After breezing through the group stage at Euro 2020, Italy was made to fight for its 2-1 victory over Austria on Saturday in a last-16 game that came to life in extra time.
It was Roberto Mancini’s substitutes who made the difference with the goals from Chiesa and Matteo Pessina at Wembley Stadium.
“We needed some fresh energy,” Mancini said, “and the guys who came on were brilliant.”
An unmarked Chiesa brought down Leonardo Spinazzola’s high cross with his head, controlled the bouncing ball with his right boot and then used his other foot to shoot low into the net.
“Usually when the ball arrives like this you try a first time on the volley,” Chiesa said. “But I think the goal came because I was composed, I was relaxed and I was focused.”
The goal rolled the clock back 25 years to when European Championship games were last played in England and his father Enrico Chiesa scored for Italy. Euro ’96, however, ended in the group stage for Italy.
Now it’s onto a quarterfinal meeting in Munich on Friday against the winner of Sunday’s match between defending champion Portugal and top-ranked Belgium.
“Ideally we would like to avoid both,” Mancini said, “but it’s not possible.”
After scoring seven goals without reply in the group stage, Italy didn’t have it so easy against an Austrian team playing in the knockout stage at a European Championship for the first time.

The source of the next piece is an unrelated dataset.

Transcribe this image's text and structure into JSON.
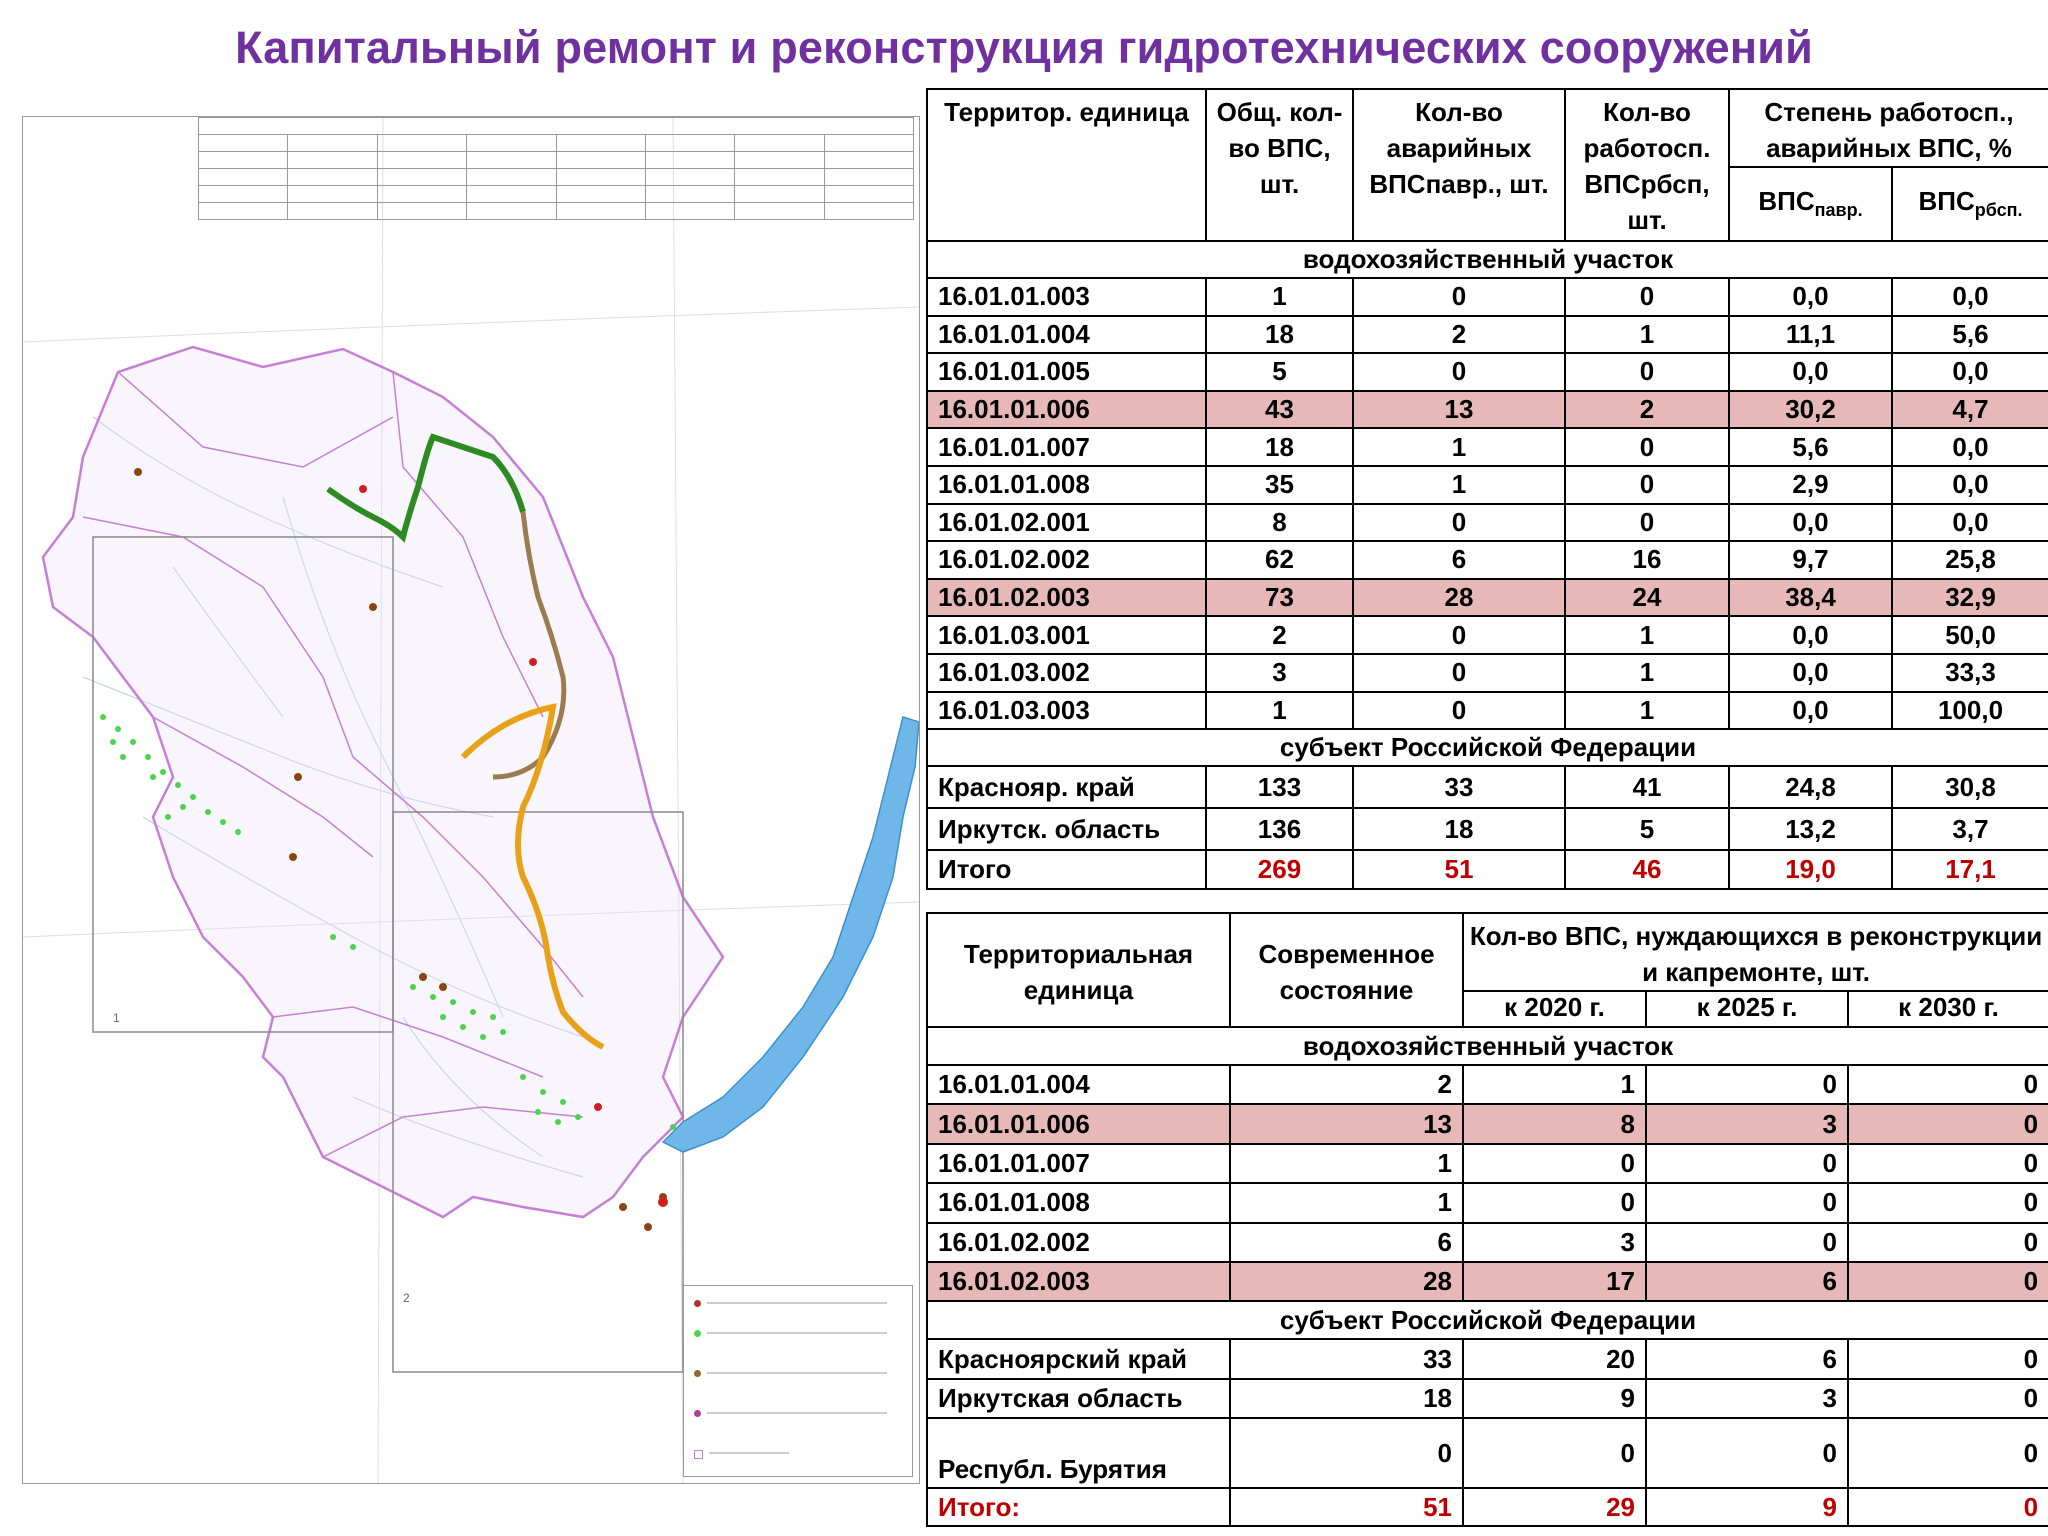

“After 90 minutes we said that we just had to improve the quality of the final passes,” Spinazzola said, “and finally the goals arrived in extra time.”
Individual skill produced the breakthrough from Chiesa. Italy’s second was more about calmness in a goalmouth scramble. Pessina, who came on midway through the second half, sent the ball into the far corner of the net in the 105th minute.

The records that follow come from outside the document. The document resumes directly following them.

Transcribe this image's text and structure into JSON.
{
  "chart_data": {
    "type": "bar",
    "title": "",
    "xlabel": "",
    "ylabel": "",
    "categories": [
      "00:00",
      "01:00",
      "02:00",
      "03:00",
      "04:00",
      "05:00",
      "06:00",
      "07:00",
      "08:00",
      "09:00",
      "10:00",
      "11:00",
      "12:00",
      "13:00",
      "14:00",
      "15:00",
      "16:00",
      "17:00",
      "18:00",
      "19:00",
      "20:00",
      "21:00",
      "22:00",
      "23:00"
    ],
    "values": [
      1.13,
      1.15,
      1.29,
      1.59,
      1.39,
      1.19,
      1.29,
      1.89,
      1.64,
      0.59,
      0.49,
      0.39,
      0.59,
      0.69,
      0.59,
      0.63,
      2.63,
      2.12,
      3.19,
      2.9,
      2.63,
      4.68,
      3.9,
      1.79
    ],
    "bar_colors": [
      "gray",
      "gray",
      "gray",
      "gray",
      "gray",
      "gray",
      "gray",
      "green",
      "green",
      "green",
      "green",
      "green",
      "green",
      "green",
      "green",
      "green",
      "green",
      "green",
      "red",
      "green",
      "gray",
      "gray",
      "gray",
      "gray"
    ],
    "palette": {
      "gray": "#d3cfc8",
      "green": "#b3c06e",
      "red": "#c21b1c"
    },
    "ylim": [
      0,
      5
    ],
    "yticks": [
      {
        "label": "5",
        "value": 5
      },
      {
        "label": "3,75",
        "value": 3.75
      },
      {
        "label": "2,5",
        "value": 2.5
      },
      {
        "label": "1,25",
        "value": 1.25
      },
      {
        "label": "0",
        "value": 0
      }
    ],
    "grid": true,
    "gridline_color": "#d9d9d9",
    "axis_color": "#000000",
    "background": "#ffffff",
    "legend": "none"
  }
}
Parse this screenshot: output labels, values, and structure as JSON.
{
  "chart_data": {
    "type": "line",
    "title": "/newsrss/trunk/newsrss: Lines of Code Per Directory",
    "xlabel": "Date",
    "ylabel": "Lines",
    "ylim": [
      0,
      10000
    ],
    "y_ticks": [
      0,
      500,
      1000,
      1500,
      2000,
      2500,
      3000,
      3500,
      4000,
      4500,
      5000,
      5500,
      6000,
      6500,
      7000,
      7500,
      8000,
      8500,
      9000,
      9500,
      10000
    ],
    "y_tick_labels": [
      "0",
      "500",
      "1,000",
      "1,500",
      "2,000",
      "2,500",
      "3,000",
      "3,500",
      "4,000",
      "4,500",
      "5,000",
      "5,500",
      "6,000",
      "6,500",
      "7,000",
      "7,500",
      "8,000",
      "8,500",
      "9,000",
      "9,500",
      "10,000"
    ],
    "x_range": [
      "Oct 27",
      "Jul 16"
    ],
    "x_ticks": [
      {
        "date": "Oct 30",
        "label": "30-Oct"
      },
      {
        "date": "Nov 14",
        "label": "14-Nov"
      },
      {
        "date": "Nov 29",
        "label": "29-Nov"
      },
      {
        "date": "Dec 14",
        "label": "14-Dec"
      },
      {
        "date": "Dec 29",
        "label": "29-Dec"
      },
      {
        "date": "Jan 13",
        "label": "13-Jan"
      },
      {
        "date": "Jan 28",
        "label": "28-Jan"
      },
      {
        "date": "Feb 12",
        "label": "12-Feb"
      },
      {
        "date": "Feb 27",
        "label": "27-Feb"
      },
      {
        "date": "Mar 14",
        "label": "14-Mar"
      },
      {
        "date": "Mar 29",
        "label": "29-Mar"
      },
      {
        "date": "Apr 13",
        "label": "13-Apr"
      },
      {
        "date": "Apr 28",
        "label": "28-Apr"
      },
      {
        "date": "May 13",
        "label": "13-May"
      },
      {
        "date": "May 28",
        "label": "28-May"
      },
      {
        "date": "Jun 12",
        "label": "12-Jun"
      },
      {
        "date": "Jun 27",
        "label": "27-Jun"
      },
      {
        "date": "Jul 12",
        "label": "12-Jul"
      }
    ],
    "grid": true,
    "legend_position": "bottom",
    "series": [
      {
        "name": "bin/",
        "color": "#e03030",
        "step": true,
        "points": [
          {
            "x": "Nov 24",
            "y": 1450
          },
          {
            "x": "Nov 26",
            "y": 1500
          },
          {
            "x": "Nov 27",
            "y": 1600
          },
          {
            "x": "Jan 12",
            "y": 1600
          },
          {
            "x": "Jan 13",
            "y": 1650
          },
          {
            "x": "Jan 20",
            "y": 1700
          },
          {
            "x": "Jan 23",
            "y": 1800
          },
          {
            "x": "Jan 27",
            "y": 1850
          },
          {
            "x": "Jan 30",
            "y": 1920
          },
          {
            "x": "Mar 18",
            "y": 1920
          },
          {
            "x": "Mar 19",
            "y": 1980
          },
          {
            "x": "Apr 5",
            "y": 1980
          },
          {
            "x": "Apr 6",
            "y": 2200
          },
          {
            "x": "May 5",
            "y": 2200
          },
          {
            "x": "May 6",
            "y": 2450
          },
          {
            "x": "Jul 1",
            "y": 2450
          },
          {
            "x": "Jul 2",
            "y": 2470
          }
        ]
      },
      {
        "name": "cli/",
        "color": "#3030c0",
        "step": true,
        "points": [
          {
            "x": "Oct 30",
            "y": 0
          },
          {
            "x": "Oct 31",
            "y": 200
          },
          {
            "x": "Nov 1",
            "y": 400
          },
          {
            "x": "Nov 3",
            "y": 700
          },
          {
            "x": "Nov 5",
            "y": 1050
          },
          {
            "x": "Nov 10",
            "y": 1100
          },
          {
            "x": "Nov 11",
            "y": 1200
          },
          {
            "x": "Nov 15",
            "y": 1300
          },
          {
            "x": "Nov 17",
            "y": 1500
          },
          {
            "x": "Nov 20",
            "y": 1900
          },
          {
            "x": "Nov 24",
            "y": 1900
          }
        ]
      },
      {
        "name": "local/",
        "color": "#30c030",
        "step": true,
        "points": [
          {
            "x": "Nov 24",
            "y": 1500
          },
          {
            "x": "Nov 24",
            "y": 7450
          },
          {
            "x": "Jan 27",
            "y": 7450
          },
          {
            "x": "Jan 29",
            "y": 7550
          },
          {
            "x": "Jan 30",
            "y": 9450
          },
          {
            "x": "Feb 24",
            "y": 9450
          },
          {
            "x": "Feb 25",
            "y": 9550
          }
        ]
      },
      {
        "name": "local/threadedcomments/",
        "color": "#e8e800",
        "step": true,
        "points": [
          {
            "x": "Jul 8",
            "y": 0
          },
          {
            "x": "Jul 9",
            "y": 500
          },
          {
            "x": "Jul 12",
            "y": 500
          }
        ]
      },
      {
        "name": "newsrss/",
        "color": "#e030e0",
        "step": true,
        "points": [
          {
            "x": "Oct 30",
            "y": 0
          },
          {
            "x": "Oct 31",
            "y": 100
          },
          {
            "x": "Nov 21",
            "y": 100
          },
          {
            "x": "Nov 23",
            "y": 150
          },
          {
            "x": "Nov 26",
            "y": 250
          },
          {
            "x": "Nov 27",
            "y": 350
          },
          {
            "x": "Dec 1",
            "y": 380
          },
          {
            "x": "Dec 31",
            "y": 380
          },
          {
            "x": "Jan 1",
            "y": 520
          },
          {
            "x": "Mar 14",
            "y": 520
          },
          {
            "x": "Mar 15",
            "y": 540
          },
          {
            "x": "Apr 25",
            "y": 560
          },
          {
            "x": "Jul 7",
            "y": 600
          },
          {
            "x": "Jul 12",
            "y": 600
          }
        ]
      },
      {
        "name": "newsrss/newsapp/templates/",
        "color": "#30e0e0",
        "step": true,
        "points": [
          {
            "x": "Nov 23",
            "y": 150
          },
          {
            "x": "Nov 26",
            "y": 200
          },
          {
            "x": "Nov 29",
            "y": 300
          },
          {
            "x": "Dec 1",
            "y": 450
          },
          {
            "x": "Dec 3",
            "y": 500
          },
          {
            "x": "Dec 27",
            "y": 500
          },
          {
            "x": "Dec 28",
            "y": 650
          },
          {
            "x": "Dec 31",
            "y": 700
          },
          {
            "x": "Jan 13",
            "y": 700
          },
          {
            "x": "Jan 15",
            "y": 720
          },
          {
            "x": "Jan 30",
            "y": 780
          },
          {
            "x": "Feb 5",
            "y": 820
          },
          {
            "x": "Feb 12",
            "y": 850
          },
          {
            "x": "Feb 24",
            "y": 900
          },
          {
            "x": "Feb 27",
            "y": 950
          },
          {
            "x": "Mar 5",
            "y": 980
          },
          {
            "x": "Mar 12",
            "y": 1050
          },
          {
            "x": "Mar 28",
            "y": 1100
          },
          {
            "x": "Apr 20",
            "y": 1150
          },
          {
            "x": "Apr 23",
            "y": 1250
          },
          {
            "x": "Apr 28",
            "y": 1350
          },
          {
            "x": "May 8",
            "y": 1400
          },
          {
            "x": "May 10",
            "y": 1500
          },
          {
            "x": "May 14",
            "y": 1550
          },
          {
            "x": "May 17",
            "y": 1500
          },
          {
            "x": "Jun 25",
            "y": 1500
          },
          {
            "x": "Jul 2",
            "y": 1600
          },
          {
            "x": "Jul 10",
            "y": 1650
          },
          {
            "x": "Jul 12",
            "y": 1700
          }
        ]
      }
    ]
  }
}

“In this team everybody can score and this is our main strength,” Pessina said. “We are a great group.”
The group spirit was clear in the raw emotion of the goal celebrations as teammates collapsed on Pessina, a late injury replacement in the squad.
“He’s not a player I have necessarily unearthed — he has been doing brilliantly for Atalanta,” Mancini said. “He has certainly proved that he is a top player and I think he will have a great future with Italy because I think he is only going to get better.”
Italy was also celebrating in extra time after setting a world record for minutes played without conceding a goal in international soccer. The previous record was also Italy’s and was set with goalkeeper Dino Zoff in the team. The Italians went 1,143 minutes between 1972 and 1974 without allowing a goal.
But Italy soon conceded for the first time in 1,168 minutes, from a set piece in the 114th minute when Sasa Kalajdzic headed the ball in from a corner.
“Maybe Italy was a little bit nervous,” Austria defender David Alaba said.
The Austrian comeback ended there, however, and Italy held on for its 31st straight unbeaten match — another national team record.
Video review helped, too.
Austria took 63 minutes for its first shot, then found the net two minutes later. Alaba headed the ball across the penalty area and Marko Arnautovic nodded the ball past Italy goalkeeper Gianluigi Donnarumma. But the video review showed Arnautovic’s right boot was offside.
“We are disappointed and sad,” Austria coach Franco Foda said. “We need justice in football but today it hit us. It was a close offside and we have to live with it.”